A new campaign to lower the speed limit in urban areas from 30MPH to 20MPH has launched today (April 9).
The organisers say an emergency 20MPH limit will reduce the pressure on the NHS with fewer road casualties.
National campaign 20’s Plenty for Us has joined with 460 local community campaigns to support Lower the Baseline, a initiative set up by doctors to protect NHS services through public health interventions.
Rod King MBE, founder and campaign director of 20’s Plenty for Us, said: “It is in the Government’s power and interest to change all 30mph limits to 20mph by making appropriate public announcements, without any need to change road signs. The precedent already exists to change national speed limits in an emergency. The Government changed national speed limits in the 1974 fuel crisis to save petrol and it must do this in the 2020 Covid-19 crisis to save lives. This move will match the mood all of us to do everything possible for our NHS resources and staff.”
Supporting the move, Dr Robert Hughes (London School of Hygiene and Tropical Medicine) and 109 other doctors wrote in the Times on 25th March: “..each month there are nearly 3,000 road traffic collision-related admissions to NHS hospitals in England alone. Lowering and enforcing speed limits would reduce the frequency and severity of road traffic collisions.”
In England alone there are around 35,000 non-fatal admissions to hospital every year related to road traffic accidents. In Canada, lowering the speed limit from 40km/h to 30km/h (20mph) was associated with a 28% decrease in pedestrian-motor vehicle collisions and a 67% decrease in major and fatal injuries.
Population health expert Prof. Sunil Bhopal, said “We therefore suggest that the government urgently explore an emergency reduction of all national speed limits to 50mph, and to 20mph in urban areas.”

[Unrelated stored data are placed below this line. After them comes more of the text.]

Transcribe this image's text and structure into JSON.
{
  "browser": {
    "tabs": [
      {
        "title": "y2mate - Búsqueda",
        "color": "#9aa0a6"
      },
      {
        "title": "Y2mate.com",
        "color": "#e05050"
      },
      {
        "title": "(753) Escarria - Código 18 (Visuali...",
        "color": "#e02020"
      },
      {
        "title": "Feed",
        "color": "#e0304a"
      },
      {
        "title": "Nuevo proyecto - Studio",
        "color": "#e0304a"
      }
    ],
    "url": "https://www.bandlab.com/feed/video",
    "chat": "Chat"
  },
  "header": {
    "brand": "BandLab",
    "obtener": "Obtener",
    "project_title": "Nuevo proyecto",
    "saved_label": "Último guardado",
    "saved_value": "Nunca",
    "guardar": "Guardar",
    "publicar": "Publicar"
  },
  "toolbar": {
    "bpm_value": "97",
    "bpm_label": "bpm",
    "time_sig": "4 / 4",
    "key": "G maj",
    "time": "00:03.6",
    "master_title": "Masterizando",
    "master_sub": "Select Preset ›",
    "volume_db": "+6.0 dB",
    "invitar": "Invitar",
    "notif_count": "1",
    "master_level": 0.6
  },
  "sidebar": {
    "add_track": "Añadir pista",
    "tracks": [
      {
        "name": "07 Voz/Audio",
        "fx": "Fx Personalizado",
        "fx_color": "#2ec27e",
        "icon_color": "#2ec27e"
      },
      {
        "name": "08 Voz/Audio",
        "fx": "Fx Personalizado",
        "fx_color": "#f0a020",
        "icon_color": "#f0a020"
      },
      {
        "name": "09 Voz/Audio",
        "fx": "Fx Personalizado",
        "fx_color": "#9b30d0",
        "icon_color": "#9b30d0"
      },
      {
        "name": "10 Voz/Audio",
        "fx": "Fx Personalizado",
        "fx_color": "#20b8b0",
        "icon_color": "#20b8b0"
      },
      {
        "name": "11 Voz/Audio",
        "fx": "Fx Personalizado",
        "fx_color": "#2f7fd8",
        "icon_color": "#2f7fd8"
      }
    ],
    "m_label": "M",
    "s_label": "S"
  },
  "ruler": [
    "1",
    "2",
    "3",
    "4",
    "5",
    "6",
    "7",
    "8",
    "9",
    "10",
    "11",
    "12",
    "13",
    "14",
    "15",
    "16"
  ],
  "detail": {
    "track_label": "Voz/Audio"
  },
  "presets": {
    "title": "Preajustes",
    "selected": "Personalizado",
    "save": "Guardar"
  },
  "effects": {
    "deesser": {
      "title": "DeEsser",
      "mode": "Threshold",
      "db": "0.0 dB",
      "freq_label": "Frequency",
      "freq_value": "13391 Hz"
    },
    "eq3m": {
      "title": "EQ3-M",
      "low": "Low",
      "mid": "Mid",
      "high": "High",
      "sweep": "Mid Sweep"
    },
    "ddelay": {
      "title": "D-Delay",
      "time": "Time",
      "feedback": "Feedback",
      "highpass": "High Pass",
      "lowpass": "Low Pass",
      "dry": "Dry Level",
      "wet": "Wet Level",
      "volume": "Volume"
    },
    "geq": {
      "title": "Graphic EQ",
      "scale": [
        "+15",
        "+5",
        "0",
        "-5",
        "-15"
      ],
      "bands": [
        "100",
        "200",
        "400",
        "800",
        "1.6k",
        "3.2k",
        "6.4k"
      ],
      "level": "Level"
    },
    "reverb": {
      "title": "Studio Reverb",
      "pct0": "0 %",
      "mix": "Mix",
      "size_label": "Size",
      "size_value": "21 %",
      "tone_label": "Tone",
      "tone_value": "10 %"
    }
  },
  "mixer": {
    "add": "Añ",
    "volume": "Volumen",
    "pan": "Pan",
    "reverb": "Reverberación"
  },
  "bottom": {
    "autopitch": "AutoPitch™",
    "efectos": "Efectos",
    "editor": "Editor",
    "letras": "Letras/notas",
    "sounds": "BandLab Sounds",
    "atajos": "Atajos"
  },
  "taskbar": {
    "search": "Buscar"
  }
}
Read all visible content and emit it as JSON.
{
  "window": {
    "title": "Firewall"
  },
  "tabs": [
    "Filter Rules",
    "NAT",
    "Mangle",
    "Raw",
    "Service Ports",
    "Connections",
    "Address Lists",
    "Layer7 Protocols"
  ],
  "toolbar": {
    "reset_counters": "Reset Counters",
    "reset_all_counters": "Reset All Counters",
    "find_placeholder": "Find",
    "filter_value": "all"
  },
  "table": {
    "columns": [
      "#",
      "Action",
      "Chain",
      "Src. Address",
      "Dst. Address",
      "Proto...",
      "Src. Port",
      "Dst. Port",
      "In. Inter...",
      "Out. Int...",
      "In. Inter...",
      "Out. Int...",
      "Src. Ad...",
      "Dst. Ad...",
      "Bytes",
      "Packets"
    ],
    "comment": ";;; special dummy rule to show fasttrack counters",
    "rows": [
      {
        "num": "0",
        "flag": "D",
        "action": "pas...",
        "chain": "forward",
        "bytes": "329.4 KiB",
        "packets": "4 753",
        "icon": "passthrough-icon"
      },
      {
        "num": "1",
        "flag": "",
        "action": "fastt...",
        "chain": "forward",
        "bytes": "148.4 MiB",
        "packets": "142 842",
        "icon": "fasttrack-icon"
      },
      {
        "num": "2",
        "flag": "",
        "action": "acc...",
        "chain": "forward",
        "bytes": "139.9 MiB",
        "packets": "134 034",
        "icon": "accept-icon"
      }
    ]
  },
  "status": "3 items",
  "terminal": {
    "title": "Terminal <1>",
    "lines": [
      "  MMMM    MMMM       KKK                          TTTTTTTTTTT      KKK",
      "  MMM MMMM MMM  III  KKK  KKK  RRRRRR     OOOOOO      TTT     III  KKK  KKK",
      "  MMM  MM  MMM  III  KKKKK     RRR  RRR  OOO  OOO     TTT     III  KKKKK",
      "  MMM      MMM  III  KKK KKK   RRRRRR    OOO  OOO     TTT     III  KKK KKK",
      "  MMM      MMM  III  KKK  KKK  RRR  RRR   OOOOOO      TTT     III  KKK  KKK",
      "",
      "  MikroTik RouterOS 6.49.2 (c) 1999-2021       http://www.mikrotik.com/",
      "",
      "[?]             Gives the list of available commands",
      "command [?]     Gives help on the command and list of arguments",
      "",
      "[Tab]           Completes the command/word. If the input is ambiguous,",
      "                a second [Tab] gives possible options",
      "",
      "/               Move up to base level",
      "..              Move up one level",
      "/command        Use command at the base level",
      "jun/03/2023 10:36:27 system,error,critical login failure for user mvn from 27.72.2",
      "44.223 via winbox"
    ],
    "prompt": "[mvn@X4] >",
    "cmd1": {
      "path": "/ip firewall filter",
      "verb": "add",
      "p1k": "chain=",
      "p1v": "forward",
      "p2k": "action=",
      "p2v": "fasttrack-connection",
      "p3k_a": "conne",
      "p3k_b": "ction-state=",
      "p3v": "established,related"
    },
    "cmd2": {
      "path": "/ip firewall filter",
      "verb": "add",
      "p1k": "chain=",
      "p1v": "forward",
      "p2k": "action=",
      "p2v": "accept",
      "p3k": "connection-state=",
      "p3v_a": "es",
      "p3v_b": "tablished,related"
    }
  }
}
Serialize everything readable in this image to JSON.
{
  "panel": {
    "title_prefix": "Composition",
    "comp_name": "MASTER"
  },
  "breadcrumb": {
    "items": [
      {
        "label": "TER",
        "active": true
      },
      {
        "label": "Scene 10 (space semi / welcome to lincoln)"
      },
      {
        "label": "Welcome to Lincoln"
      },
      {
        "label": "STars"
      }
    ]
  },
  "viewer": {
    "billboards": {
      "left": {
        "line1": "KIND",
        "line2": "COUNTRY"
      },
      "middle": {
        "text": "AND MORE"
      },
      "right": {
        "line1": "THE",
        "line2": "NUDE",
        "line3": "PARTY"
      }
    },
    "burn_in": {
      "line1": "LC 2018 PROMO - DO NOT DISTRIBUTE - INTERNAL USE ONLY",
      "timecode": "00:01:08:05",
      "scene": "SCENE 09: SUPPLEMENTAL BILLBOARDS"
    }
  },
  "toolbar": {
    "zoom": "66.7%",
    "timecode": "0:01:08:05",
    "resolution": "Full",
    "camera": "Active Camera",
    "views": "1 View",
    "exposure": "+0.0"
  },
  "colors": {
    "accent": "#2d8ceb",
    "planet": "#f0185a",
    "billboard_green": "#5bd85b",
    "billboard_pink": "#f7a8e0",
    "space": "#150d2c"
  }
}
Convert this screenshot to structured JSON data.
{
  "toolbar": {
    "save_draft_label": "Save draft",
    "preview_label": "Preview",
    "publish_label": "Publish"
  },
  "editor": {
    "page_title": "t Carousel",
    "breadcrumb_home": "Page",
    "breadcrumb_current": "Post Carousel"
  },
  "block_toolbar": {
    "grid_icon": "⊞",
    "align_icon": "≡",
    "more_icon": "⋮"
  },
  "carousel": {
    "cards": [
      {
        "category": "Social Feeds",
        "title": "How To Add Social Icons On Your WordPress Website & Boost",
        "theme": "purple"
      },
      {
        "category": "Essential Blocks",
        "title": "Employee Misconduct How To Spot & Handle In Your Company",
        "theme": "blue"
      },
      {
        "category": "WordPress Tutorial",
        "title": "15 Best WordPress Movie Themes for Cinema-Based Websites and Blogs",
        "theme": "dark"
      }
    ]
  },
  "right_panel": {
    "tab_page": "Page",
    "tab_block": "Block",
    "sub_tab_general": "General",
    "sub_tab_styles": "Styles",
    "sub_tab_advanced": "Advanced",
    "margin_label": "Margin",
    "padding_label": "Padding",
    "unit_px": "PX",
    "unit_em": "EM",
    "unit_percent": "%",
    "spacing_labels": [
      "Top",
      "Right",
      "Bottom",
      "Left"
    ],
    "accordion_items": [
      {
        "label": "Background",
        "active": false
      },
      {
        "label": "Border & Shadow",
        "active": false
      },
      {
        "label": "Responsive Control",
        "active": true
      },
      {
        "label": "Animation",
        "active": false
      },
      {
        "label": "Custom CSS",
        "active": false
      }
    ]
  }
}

Glenn Ewen - 09/04/2020 11:44
This is a strange time to be pushing this agenda again. Whilst every assistance should be given to the NHS during this crisis, it is very clear that there are hardly any vehicles on most roads, particularly in residential areas, and very few pedestrians likely to interact with those few vehicles. The Police, and Government will have other things to do at the moment than enforce this, let alone introduce emergency legislation. There is even serious doubt whether the 20mph limits are effective, and even some evidence that incidents have increased as drivers spend more time watching their speedos than they do the road ahead.